Элис видела верблюда на ярмарке, но в деревне их не было. Только лошади. А лошадь может бежать так, что ветер свистит. В деревне чаще запрягали быков. Они могут тащить даже самую большую телегу. А верблюд может долго не пить и перейти поперёк рыжую пустыню. Но пустыня далеко на юге, к тому же, за морем. Шейла называла его Тургайским, но здесь никто не говорит так. Говорят просто Море.

Палец Элис упирается в книжку.

– А что за ящики?

– Это холодильники. Этот верблюд везёт лекарства в далёкую деревню. Он идёт по пескам через пустыню, там так жарко, что лекарство испортится. И тогда все в деревне умрут. Поэтому он везёт его в ящиках-холодильниках.
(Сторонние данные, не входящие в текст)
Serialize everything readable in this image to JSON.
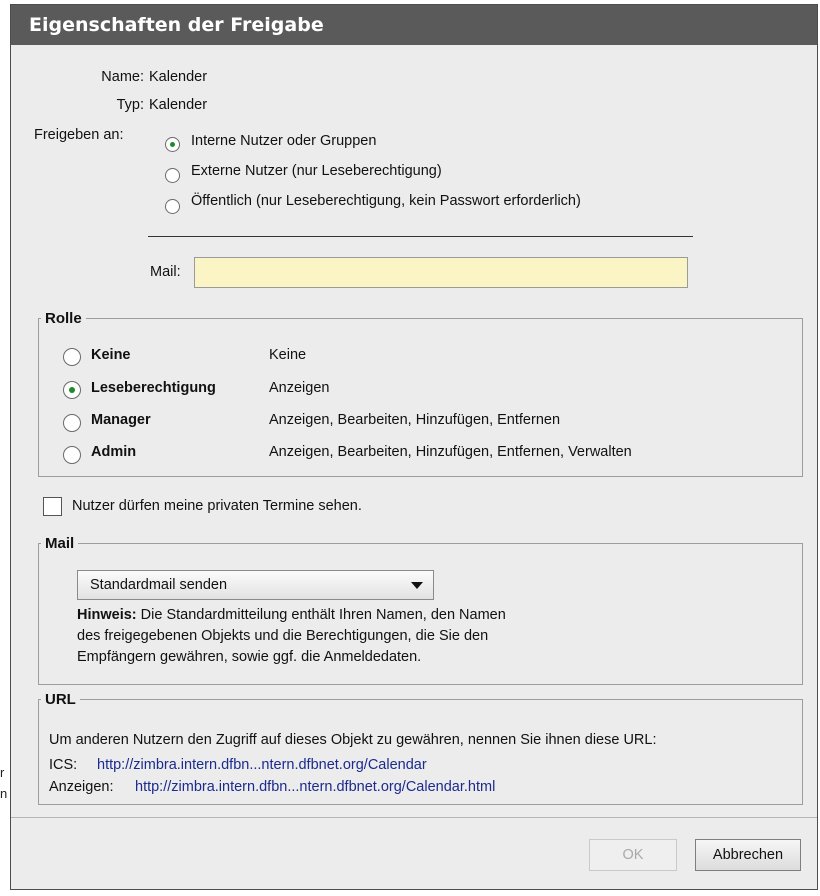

В них иней и холод, и лекарство не прокиснет, как старое молоко. А чтобы холодильники работали – на спине у верблюда солнечная панель. Она улавливает солнечное тепло и превращает его в холод.

– Это солы придумали такие ящики. – Это даже не вопрос, уверенность.

– Ну… в общем да. Но тогда их никто не называл так. Раньше холодильник был в каждом доме, и там хранили молоко и сметану и мясо, и не надо было спускаться в погреб…

А сколько вопросов задала бы она ей сейчас! Ну почему, почему, почему тебя нет со мной! Зачем смерть забрала тебя? Что такое вообще смерть? Почему в деревне умирают от болезней, а иногда и просто так. Шейла говорила, что когда-то была лекарем. Значит, она знала о смерти больше всех.

 

– Мама, а почему все умирают?

– Так должно быть, Элис. Если бы никто не умирал – и людей и зверей было бы много-много, и им негде было бы жить.

– Ты говорила, что раньше людей и было много-много.

– Да. И жили они в городах. В больших домах друг над другом. Таких высоких, что верха не видно.

– Как Гранейские скалы?

– Некоторые даже выше.

– А потом?

– А потом пришла Смерть, и все умерли.

– А где сейчас эти дома?

– Некоторые разрушил ветер, размыла вода, и они упали, а некоторые и сейчас стоят.

– Ты покажешь мне?

– Нет, это далеко. – Что-то в ней менялось в этот момент. – Хочешь, покажу на картинке. И она доставала из сундука книгу.

Сверху начал пробиваться дневной свет. Элис не хотелось вставать, даже уже совсем проснувшись, в воспоминаниях она оставалась в том времени, когда Шейла была жива. Ей казалось, что даже теперь, когда её нет, мать наставляет её из воспоминаний. Она знала очень много и хотела, чтобы вся её память досталась Элис, но не успела. Вот почему воспоминания были так ценны, в них было то, что ребёнком Элис не могла ещё понять, но просто запомнила, и теперь, через время, она получает это знание из прошлого и теперь уже понимает его. Зачем оно ей? Почему-то казалось, что это очень важно.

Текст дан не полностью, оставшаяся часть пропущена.